August 04, 2020, 04:02:36 PM
Forum Rules: Read This Before Posting


Topic: Conversion from NO2 to NO from a stack emission  (Read 235 times)

0 Members and 1 Guest are viewing this topic.

Offline Miskin

  • Very New Member
  • *
  • Posts: 2
  • Mole Snacks: +0/-0
Conversion from NO2 to NO from a stack emission
« on: April 11, 2020, 03:58:37 PM »
Hello. I have encountered the same calculation in various emission calculation reports used by the environmental agencies in my country. I have a sense that these calculations are wrong but I can't prove they are and also I can't prove that they are true  ;D

The legislation says "For nitrogen monoxide emissions, a transformation rate of 60 per cent to nitrogen dioxide shall be taken as a basis; this implies that the emission mass flow of nitrogen monoxide must be multiplied by factor 0.92 and used in the nomogram as the emission mass flow Q of nitrogen dioxide"

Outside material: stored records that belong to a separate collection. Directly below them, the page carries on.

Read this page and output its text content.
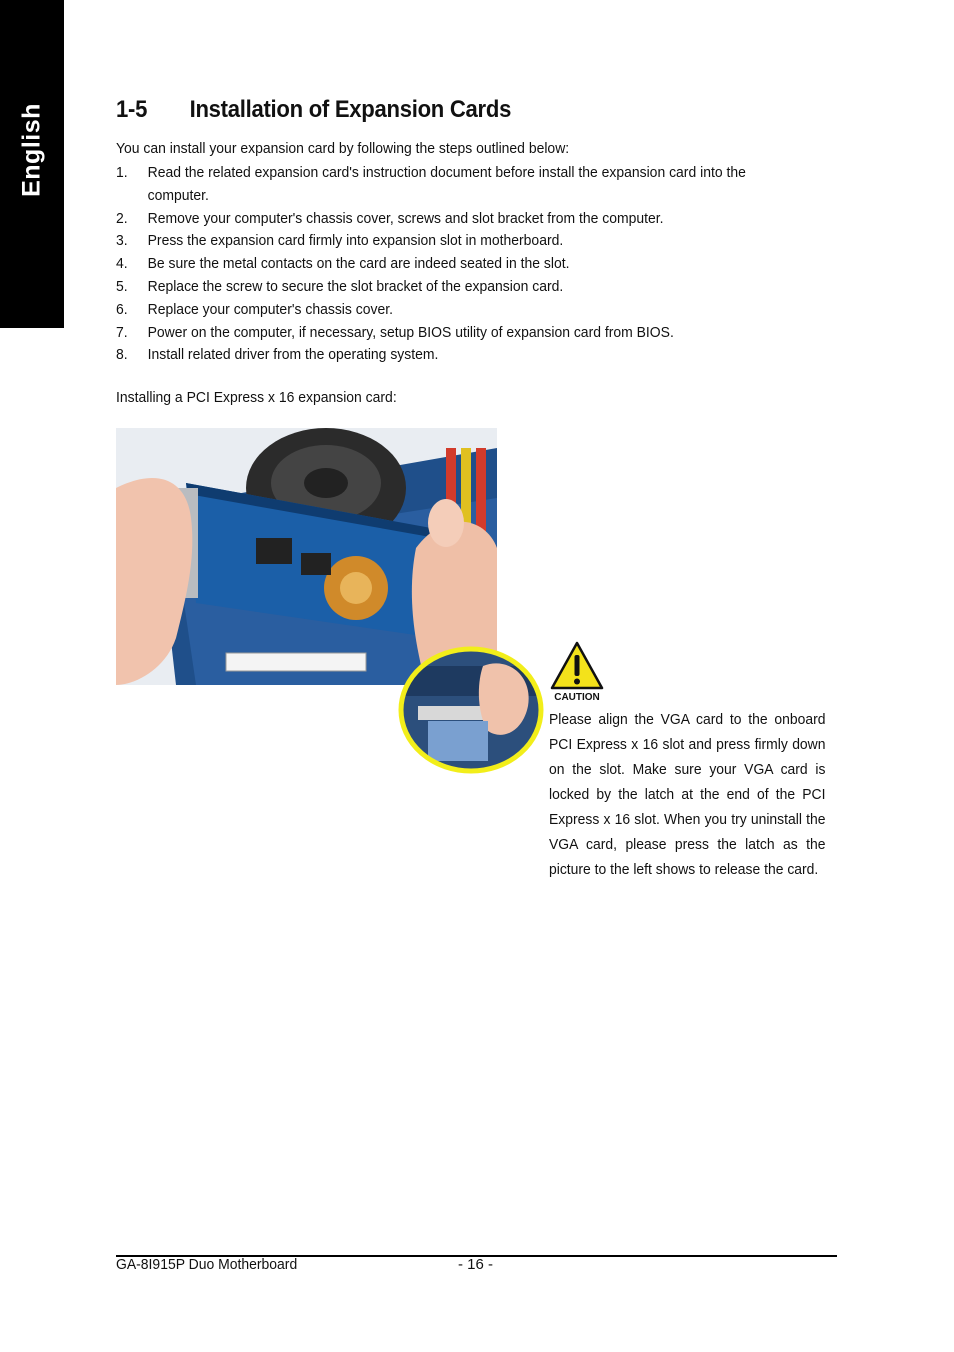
English	1-5	Installation of Expansion Cards
You can install your expansion card by following the steps outlined below:
1.	Read the related expansion card's instruction document before install the expansion card into the computer.
2.	Remove your computer's chassis cover, screws and slot bracket from the computer.
3.	Press the expansion card firmly into expansion slot in motherboard.
4.	Be sure the metal contacts on the card are indeed seated in the slot.
5.	Replace the screw to secure the slot bracket of the expansion card.
6.	Replace your computer's chassis cover.
7.	Power on the computer, if necessary, setup BIOS utility of expansion card from BIOS.
8.	Install related driver from the operating system.
Installing a PCI Express x 16 expansion card:
CAUTION
Please align the VGA card to the onboard PCI Express x 16 slot and press firmly down on the slot. Make sure your VGA card is locked by the latch at the end of the PCI Express x 16 slot. When you try uninstall the VGA card, please press the latch as the picture to the left shows to release the card.
GA-8I915P Duo Motherboard	- 16 -
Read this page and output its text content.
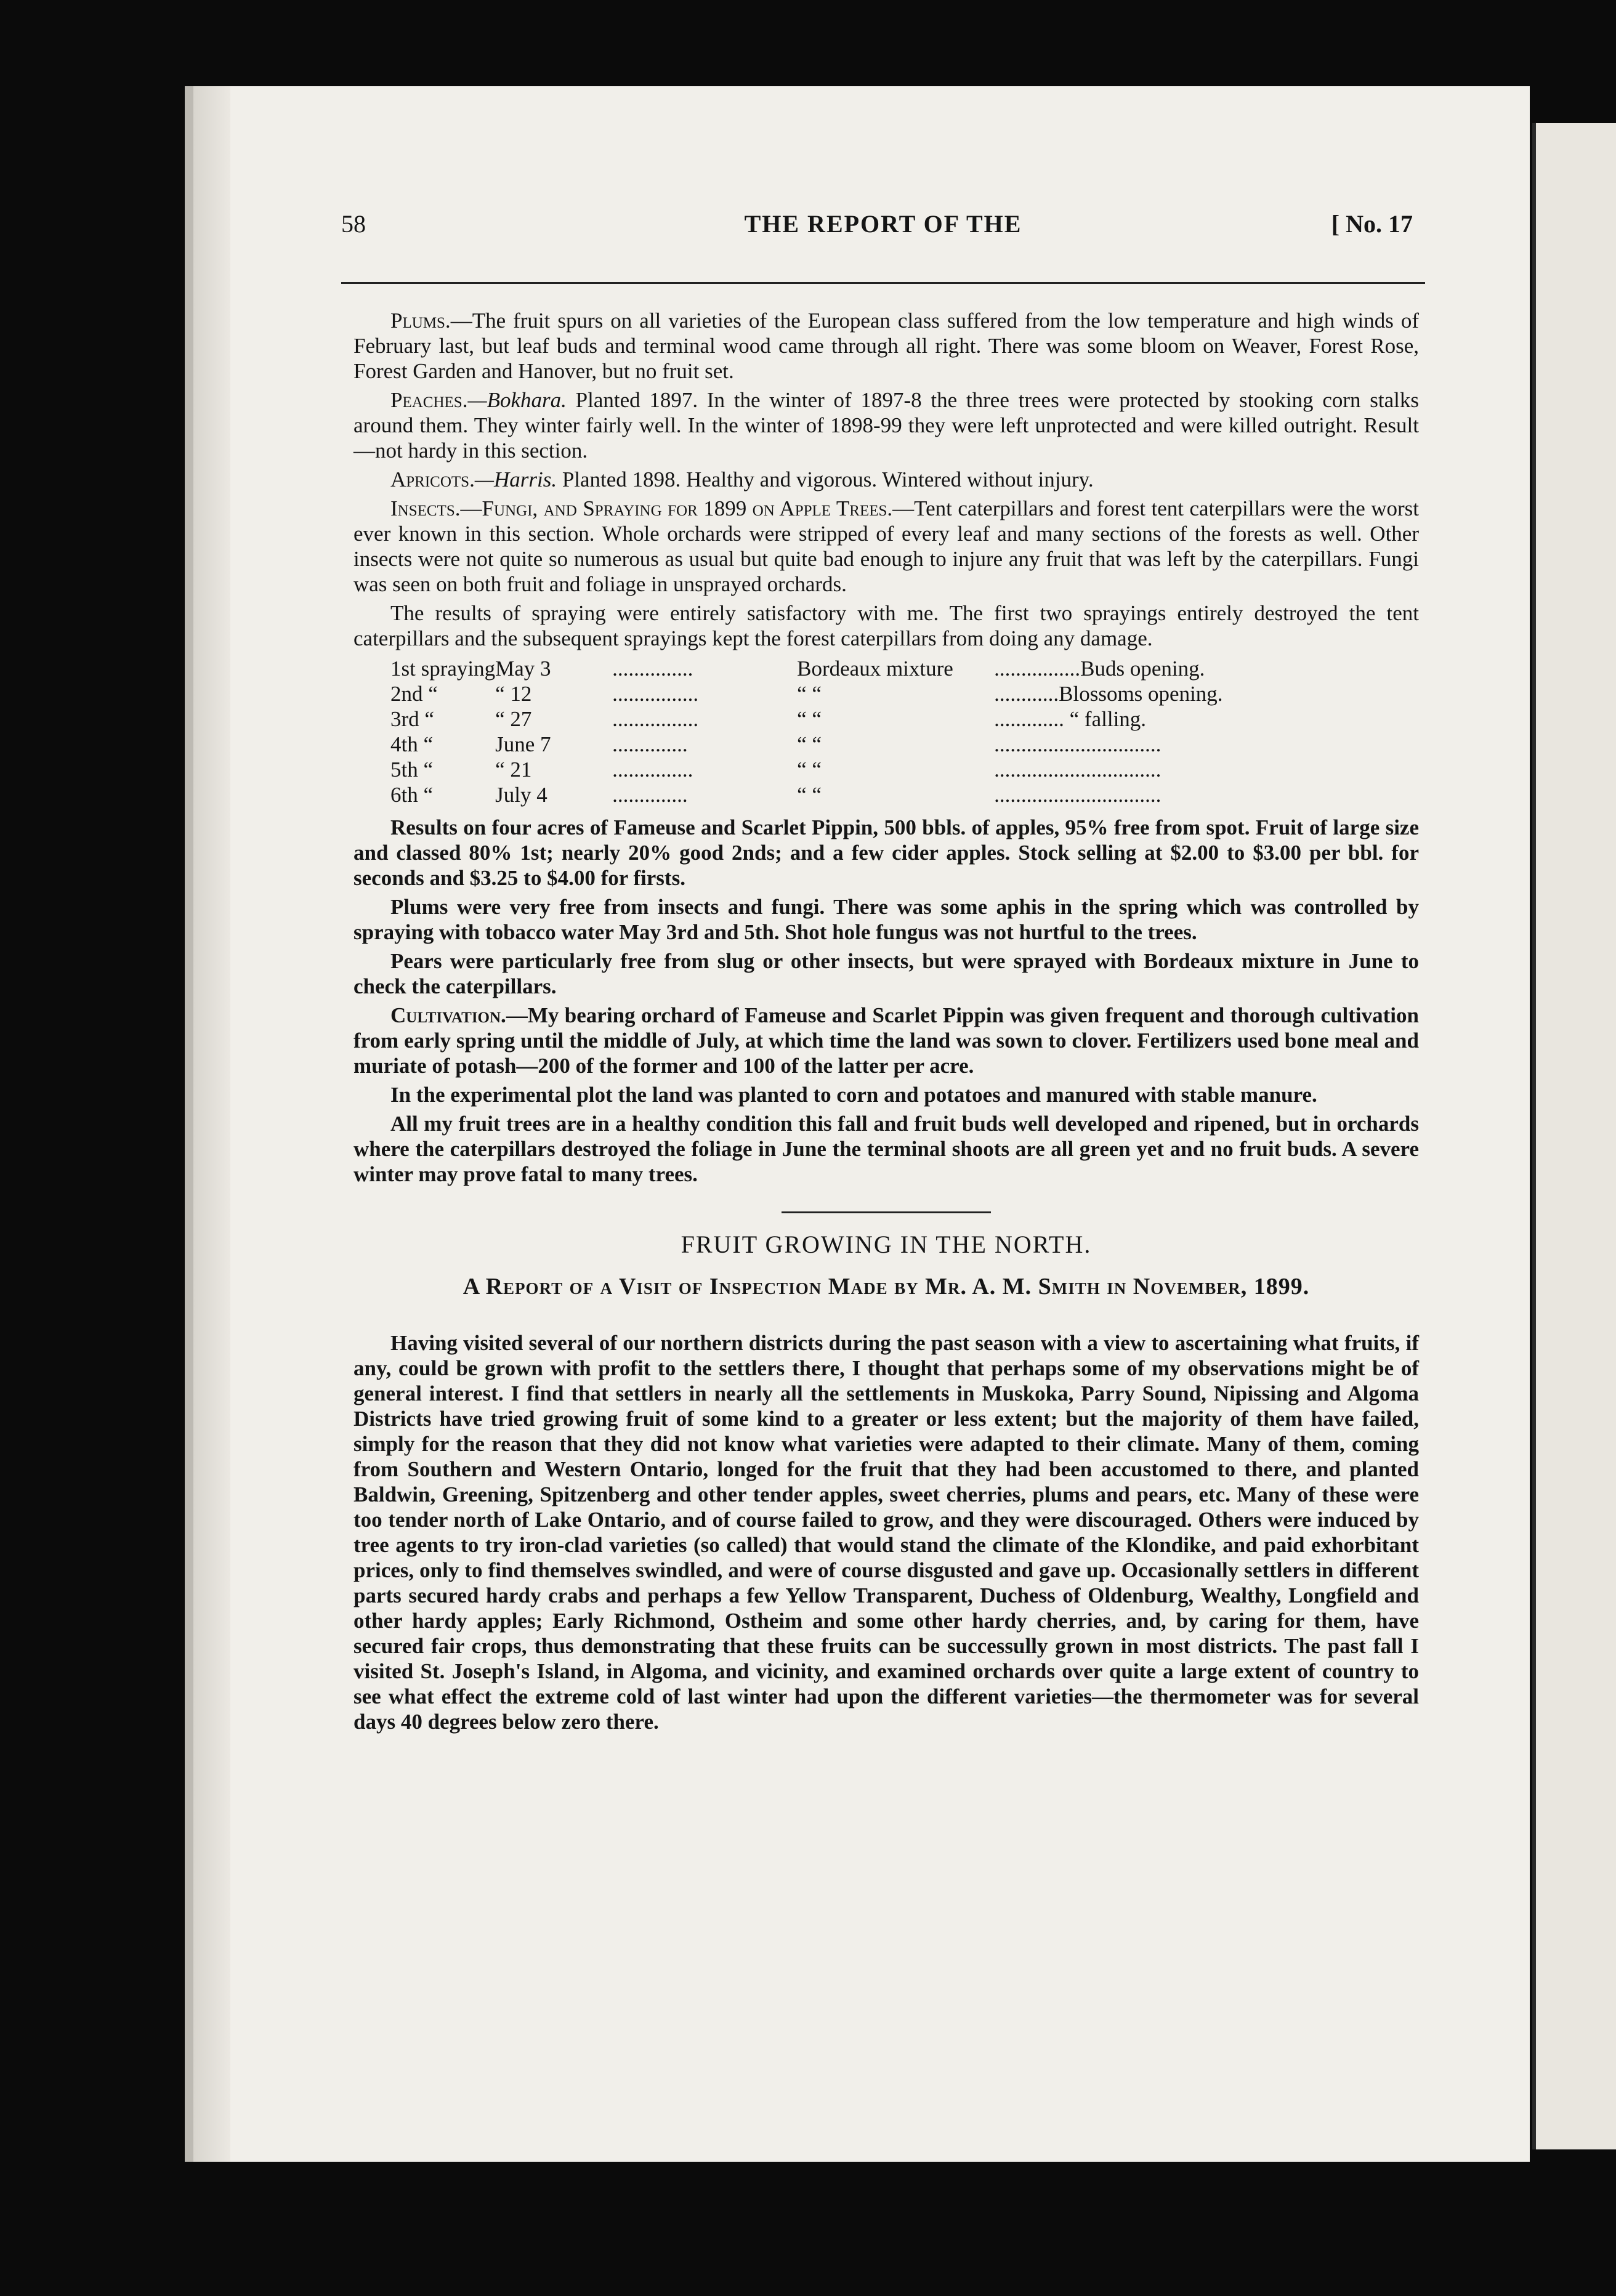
58	THE REPORT OF THE	[ No. 17

Plums.—The fruit spurs on all varieties of the European class suffered from the low temperature and high winds of February last, but leaf buds and terminal wood came through all right. There was some bloom on Weaver, Forest Rose, Forest Garden and Hanover, but no fruit set.

Peaches.—Bokhara. Planted 1897. In the winter of 1897-8 the three trees were protected by stooking corn stalks around them. They winter fairly well. In the winter of 1898-99 they were left unprotected and were killed outright. Result—not hardy in this section.

Apricots.—Harris. Planted 1898. Healthy and vigorous. Wintered without injury.

Insects.—Fungi, and Spraying for 1899 on Apple Trees.—Tent caterpillars and forest tent caterpillars were the worst ever known in this section. Whole orchards were stripped of every leaf and many sections of the forests as well. Other insects were not quite so numerous as usual but quite bad enough to injure any fruit that was left by the caterpillars. Fungi was seen on both fruit and foliage in unsprayed orchards.

The results of spraying were entirely satisfactory with me. The first two sprayings entirely destroyed the tent caterpillars and the subsequent sprayings kept the forest caterpillars from doing any damage.

1st spraying	May 3	...............	Bordeaux mixture	................Buds opening.
2nd “	“ 12	................	“ “	............Blossoms opening.
3rd “	“ 27	................	“ “	............. “ falling.
4th “	June 7	..............	“ “	...............................
5th “	“ 21	...............	“ “	...............................
6th “	July 4	..............	“ “	...............................

Results on four acres of Fameuse and Scarlet Pippin, 500 bbls. of apples, 95% free from spot. Fruit of large size and classed 80% 1st; nearly 20% good 2nds; and a few cider apples. Stock selling at $2.00 to $3.00 per bbl. for seconds and $3.25 to $4.00 for firsts.

Plums were very free from insects and fungi. There was some aphis in the spring which was controlled by spraying with tobacco water May 3rd and 5th. Shot hole fungus was not hurtful to the trees.

Pears were particularly free from slug or other insects, but were sprayed with Bordeaux mixture in June to check the caterpillars.

Cultivation.—My bearing orchard of Fameuse and Scarlet Pippin was given frequent and thorough cultivation from early spring until the middle of July, at which time the land was sown to clover. Fertilizers used bone meal and muriate of potash—200 of the former and 100 of the latter per acre.

In the experimental plot the land was planted to corn and potatoes and manured with stable manure.

All my fruit trees are in a healthy condition this fall and fruit buds well developed and ripened, but in orchards where the caterpillars destroyed the foliage in June the terminal shoots are all green yet and no fruit buds. A severe winter may prove fatal to many trees.

FRUIT GROWING IN THE NORTH.
A Report of a Visit of Inspection Made by Mr. A. M. Smith in November, 1899.

Having visited several of our northern districts during the past season with a view to ascertaining what fruits, if any, could be grown with profit to the settlers there, I thought that perhaps some of my observations might be of general interest. I find that settlers in nearly all the settlements in Muskoka, Parry Sound, Nipissing and Algoma Districts have tried growing fruit of some kind to a greater or less extent; but the majority of them have failed, simply for the reason that they did not know what varieties were adapted to their climate. Many of them, coming from Southern and Western Ontario, longed for the fruit that they had been accustomed to there, and planted Baldwin, Greening, Spitzenberg and other tender apples, sweet cherries, plums and pears, etc. Many of these were too tender north of Lake Ontario, and of course failed to grow, and they were discouraged. Others were induced by tree agents to try iron-clad varieties (so called) that would stand the climate of the Klondike, and paid exhorbitant prices, only to find themselves swindled, and were of course disgusted and gave up. Occasionally settlers in different parts secured hardy crabs and perhaps a few Yellow Transparent, Duchess of Oldenburg, Wealthy, Longfield and other hardy apples; Early Richmond, Ostheim and some other hardy cherries, and, by caring for them, have secured fair crops, thus demonstrating that these fruits can be successully grown in most districts. The past fall I visited St. Joseph's Island, in Algoma, and vicinity, and examined orchards over quite a large extent of country to see what effect the extreme cold of last winter had upon the different varieties—the thermometer was for several days 40 degrees below zero there.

The same legislation limits NO2 emissions as "Emissions of nitrogen monoxide and nitrogen dioxide in waste gas from cement kilns shall not exceed a mass concentration of 0.50 g/m³, to be indicated as nitrogen dioxide."

In my opinion, for a stack with 100,000 m³/hr flowrate, the calculations should be as followed since we exactly know the allowed emission concentration as NO2:

Mass flow of NO2 = 100000 × 0.5 × 10^-3 = 50 kg/hr

However, most people follow the calculations below:
NO2 Concentration = 0.5 g/m³
MW(NO) / MW(NO2) × 0.5 = (30/46) x 0.5 ≈ 0.326 mg/m³ as NO
Mass flow of NO = 100000 × 0.326 × 10^-3 = 32.6 kg/hr
32.6 kg/hr NO x 0.92 = 300 kg/hr as NO2

I am not even sure if the molecular weight conversion is correct or not. I am really confused. I don't think so many people could be wrong but can't prove it.

Thank you very much



Offline chenbeier

  • Sr. Member
  • *****
  • Posts: 1062
  • Mole Snacks: +78/-20
  • Gender: Male
Re: Conversion from NO2 to NO from a stack emission
« Reply #1 on: April 11, 2020, 05:17:05 PM »
Quote
The legislation says "For nitrogen monoxide emissions, a transformation rate of 60 per cent to nitrogen dioxide shall be taken as a basis; this implies that the emission mass flow of nitrogen monoxide must be multiplied by factor 0.92 and used in the nomogram as the emission mass flow Q of nitrogen dioxide"

Questionable

Quote
In my opinion, for a stack with 100,000 m³/hr flowrate, the calculations should be as followed since we exactly know the allowed emission concentration as NO2:

Mass flow of NO2 = 100000 × 0.5 × 10^-3 = 50 kg/hr

However, most people follow the calculations below:
NO2 Concentration = 0.5 g/m³
MW(NO) / MW(NO2) × 0.5 = (30/46) x 0.5 ≈ 0.326 mg/m³ as NO
Mass flow of NO = 100000 × 0.326 × 10^-3 = 32.6 kg/hr

Correct calculation, but based on 100% conversion.

Quote
32.6 kg/hr NO x 0.92 = 300 kg/hr as NO2

See above questionable



Offline Miskin

  • Very New Member
  • *
  • Posts: 2
  • Mole Snacks: +0/-0
Re: Conversion from NO2 to NO from a stack emission
« Reply #2 on: April 11, 2020, 06:24:51 PM »

Correct calculation, but based on 100% conversion.


Thank you for your answer. But for which calculation did you say correct since you quoted both of them? Did you mean first calculation and second calculation up to last part with factor of 0.92?

Offline chenbeier

  • Sr. Member
  • *****
  • Posts: 1062
  • Mole Snacks: +78/-20
  • Gender: Male
Re: Conversion from NO2 to NO from a stack emission
« Reply #3 on: April 12, 2020, 07:25:39 AM »
The first quote is questionable and mathematically wrong.
The second one is correct, if 100%  is calculated.
The third one uses the numbers of first quote. So it cannot be right.